Despite signs of a national economic recovery, homelessness in U.S. public schools steadily increased 8 percent, to 1.26 million students, in the 2012-13 school year from the previous year. That may not sound terrible, but consider that it is part of a 58 percent jump in the number of homeless students in the six years since the start of the economic recession of 2007-08.
Percent change in the number of homeless students in U.S. public schools over six years (2007/08 to 2012/13)
(Zoom in and click on any state to see actual numbers of homeless students and annual percentage changes for each state. Interactive map created by Jill Barshay and Sarah Butrymowicz of The Hechinger Report.)
“It’s safe to say there’s been a significant increase in homelessness in schools,” said Diana Bowman, director of the National Center for Homeless Education. Her organization, funded by the U.S. Department of Education, provides technical assistance for the federal Education for Homeless Children and Youth Program.
The U.S. Department of Education quietly released this data on homeless students, in grades pre-K through 12, without issuing a press release or detailed report. The new data were added to a publicly accessible database on September 22, 2014 as part of its annual Consolidated State Performance Report Data.
Some states saw much larger than average one-year increases in homelessness. Student homelessness in New Jersey grew by 77 percent and in Alabama by 68 percent over the most recent one-year period. Washington, D.C., Maine, Montana and New York also experienced sharp increases in the number of homeless students.
But Bowman cautioned against putting too much stock in sharp one-year fluctuations. States sometimes change counting methodologies; longer multi-year trends are more reliable.
More important, and distressing, is the data for the six-year period. Some less populous states saw some of the largest percentage increases in student homelessness. The number of homeless students grew by more than 140 percent in Oklahoma, Hawaii, Alabama, West Virginia, Montana, Idaho, North Dakota and Washington D.C. The color-coded map above highlights which states have suffered the greatest increases in student homelessness since 2007.
The majority of homeless students are not sleeping outside on park benches.
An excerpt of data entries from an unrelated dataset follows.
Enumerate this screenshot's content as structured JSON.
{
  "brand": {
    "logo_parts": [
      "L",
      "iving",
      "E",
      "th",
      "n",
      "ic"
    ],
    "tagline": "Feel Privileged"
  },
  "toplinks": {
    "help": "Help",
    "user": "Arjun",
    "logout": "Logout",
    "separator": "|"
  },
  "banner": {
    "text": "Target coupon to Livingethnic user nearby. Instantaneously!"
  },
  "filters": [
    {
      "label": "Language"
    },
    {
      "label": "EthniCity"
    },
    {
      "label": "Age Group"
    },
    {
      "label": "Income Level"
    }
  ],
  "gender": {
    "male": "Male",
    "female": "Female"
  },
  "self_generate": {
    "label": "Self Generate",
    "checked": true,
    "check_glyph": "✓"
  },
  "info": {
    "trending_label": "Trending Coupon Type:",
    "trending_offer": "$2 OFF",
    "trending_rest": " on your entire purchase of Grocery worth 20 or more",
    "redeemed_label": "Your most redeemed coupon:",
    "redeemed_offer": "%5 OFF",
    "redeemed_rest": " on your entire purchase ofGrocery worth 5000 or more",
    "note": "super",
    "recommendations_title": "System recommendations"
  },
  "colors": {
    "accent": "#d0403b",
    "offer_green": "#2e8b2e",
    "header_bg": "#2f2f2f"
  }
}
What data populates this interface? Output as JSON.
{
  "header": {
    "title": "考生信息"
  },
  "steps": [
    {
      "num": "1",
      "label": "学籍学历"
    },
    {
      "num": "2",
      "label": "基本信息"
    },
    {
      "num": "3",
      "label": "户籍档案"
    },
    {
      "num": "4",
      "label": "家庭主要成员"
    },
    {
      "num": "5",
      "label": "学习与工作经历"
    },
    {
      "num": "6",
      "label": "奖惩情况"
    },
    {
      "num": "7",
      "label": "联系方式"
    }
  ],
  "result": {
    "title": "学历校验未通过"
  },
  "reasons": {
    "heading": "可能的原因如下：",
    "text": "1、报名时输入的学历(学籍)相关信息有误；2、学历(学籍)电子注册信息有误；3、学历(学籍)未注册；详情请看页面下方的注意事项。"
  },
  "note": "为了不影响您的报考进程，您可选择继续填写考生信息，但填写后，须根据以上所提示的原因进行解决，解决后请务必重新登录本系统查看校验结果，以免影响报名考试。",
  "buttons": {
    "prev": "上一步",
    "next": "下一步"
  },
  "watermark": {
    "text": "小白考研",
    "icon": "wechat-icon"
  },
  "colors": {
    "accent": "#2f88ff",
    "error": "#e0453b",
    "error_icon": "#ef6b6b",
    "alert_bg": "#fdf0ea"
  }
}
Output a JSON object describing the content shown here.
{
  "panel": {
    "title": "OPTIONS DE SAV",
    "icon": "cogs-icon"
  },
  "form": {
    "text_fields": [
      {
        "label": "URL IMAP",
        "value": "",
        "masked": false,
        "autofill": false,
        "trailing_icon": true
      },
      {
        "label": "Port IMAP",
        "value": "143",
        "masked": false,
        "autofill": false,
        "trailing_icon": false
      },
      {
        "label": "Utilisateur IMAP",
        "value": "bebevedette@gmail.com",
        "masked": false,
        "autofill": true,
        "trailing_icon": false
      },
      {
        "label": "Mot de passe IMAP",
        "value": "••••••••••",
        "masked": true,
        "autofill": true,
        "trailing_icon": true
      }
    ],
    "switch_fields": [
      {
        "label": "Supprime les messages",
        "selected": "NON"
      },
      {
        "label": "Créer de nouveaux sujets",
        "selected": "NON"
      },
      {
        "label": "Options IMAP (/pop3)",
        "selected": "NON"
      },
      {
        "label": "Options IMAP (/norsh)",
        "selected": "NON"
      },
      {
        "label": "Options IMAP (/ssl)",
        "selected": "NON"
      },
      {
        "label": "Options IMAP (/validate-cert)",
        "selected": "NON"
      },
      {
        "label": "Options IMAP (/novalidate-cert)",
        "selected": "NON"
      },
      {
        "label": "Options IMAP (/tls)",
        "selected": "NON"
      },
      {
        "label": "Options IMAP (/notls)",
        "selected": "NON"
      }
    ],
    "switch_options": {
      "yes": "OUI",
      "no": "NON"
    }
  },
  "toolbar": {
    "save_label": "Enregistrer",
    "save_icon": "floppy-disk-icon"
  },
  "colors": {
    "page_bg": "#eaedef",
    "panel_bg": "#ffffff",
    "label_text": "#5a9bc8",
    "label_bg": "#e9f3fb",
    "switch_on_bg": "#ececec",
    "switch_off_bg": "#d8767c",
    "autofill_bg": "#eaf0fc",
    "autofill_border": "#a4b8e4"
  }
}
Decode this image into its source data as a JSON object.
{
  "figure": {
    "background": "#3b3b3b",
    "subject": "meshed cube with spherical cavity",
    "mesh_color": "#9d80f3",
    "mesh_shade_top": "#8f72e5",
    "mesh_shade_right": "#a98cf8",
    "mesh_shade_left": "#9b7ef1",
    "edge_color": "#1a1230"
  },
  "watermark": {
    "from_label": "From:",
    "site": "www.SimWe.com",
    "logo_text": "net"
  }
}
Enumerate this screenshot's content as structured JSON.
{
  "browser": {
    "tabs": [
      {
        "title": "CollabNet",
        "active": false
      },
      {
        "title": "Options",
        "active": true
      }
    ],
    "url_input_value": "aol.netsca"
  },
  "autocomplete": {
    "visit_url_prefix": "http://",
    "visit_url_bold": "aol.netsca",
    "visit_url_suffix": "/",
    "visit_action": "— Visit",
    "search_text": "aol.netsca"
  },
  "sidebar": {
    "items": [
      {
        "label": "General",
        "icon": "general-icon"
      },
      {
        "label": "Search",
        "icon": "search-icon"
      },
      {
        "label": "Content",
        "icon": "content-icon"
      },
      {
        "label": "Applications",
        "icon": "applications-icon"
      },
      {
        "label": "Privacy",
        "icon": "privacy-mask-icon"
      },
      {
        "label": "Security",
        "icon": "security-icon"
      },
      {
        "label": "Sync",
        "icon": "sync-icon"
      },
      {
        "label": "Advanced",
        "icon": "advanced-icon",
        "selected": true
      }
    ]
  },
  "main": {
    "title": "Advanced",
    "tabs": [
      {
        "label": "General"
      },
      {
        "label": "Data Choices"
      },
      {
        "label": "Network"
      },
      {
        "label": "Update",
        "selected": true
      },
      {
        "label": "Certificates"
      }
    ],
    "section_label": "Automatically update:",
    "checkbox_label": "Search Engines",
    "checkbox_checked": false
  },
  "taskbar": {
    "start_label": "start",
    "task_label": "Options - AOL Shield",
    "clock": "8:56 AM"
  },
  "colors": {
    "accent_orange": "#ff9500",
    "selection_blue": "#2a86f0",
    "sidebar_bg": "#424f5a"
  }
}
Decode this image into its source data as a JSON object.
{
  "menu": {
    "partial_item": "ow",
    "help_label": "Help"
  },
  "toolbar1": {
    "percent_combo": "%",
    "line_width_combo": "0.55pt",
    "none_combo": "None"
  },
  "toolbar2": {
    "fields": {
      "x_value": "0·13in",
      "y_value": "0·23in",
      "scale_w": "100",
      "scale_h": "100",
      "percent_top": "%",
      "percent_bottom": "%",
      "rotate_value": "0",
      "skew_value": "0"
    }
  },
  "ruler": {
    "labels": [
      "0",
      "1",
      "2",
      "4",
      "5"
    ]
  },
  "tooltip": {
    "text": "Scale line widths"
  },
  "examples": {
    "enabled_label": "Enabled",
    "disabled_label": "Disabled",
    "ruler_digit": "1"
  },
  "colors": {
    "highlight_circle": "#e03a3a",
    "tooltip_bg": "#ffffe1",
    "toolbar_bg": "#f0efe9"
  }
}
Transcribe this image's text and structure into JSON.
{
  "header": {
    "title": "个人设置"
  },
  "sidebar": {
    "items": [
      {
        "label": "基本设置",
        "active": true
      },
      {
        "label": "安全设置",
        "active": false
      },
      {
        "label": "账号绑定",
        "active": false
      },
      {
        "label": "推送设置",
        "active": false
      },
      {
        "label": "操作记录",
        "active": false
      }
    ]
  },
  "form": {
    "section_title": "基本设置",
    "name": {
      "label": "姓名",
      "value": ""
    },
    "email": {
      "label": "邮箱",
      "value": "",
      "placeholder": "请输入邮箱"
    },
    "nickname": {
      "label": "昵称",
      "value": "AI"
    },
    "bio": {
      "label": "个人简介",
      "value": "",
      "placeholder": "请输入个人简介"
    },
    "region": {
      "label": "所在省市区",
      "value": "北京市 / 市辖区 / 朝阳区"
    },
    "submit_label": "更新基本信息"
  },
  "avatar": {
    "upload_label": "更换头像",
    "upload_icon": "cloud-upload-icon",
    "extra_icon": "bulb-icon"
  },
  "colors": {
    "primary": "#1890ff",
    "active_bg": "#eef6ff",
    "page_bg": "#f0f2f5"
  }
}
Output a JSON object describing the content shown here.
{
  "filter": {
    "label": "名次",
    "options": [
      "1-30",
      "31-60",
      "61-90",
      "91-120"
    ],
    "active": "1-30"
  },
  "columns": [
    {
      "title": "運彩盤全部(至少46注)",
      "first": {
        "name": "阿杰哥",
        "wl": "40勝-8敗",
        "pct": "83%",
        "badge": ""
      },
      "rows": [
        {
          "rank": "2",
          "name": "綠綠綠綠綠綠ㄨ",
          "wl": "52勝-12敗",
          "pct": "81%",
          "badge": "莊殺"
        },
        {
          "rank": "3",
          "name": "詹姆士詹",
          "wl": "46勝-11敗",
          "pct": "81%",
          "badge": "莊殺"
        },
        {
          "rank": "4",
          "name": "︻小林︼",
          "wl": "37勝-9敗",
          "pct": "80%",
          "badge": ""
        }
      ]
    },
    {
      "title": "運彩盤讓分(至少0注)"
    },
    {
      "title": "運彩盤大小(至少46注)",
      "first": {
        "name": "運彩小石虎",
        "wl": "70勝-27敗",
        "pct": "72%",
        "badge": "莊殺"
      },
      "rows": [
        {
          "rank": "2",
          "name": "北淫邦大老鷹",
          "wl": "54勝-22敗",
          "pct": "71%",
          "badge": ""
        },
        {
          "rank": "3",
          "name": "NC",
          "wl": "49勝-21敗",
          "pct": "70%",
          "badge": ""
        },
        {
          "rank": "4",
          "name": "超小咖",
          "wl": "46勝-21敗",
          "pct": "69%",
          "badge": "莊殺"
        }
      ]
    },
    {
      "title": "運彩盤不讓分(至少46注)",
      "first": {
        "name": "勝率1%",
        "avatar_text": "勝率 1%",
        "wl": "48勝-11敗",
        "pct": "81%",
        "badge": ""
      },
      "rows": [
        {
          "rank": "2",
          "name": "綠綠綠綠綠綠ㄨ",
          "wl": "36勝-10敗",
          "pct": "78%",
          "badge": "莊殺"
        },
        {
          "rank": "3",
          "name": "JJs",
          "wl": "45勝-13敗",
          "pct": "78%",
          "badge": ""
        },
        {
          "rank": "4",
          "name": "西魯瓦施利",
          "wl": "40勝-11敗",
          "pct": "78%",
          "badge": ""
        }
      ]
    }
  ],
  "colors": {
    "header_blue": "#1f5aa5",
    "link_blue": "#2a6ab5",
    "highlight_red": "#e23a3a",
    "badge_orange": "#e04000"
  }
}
According to the Department of Education’s data, three-quarters of homeless children are temporarily living “doubled up” with extended family members or neighbors. (Table 3 on page 2 of this report, “Education for Homeless Children and Youth, Consolidated State Performance Report Data, School Years 2010-11, 2011-12, and 2012-13” shows where homeless school children spend the night.)
“A lot of people think of families living in shelters,” said Bowman. “But it’s really a lot of other situations where a lot of homeless children live.”
The Department of Housing and Urban Development defines homelessness more narrowly, often not including people who are living with others. But Bowman explained that it makes sense for the Department of Education to have a more expansive definition, because the children of these families have still lost their primary residence and are often switching homes and changing schools every few months. “The education disruption makes it hard for them to perform academically. They’re losing friends and teacher connections. They also have greater health problems and emotional stresses,” said Bowman.
Data source: U.S. Department of Education Consolidated State Performance Report Data, 2007-13. Google chart created by Jill Barshay, The Hechinger Report
Many researchers have documented how devastating episodes of homelessness are for a student’s academic performance, both in the short term and over the long term. McKinney-Vento funds were established by Congress in 1987 to support homeless programs. A portion of these funds go to school districts based on the percentage of poverty in their school district. But, as Table 2 here shows, more than a third of the nation’s 1.3 million homeless children are enrolled in school districts that haven’t received any of these McKinney-Vento funds.
A 2014 University of Pennsylvania study found that homelessness was the third most important risk factor to consider when thinking about support programs for disadvantaged children, and that poverty alone wasn’t necessarily harmful to a child’s academic career.
Perhaps with this well-documented rise of student homelessness, lawmakers will start to think about better ways to strategically allocate Title I education dollars — not just to low-income children, but to the low-income children who need them the most.
Data analysis methodology and explanation: Original source data is from the U.S. Department of Education’s Consolidated State Peformance Report Data, in which states are required to report on a variety of figures, including homeless school children. To locate this data, go to eddataexpress.ed.gov, then click on “Build a State Table,” then “Build Table Now.” That will take you to a “State Tables” page. I clicked all states and then selected data under the “Homeless Program (McKinney -Vento)”. I selected “Total Number of Homeless Students Enrolled in LEAs with or without McKinney-Vento Subgrants – Total” for the all six years available, 2007-08, 2008-09, 2009-10, 2010-11, 2011-12, 2012-13. “LEA” is a local educational agency, commonly known as a school district.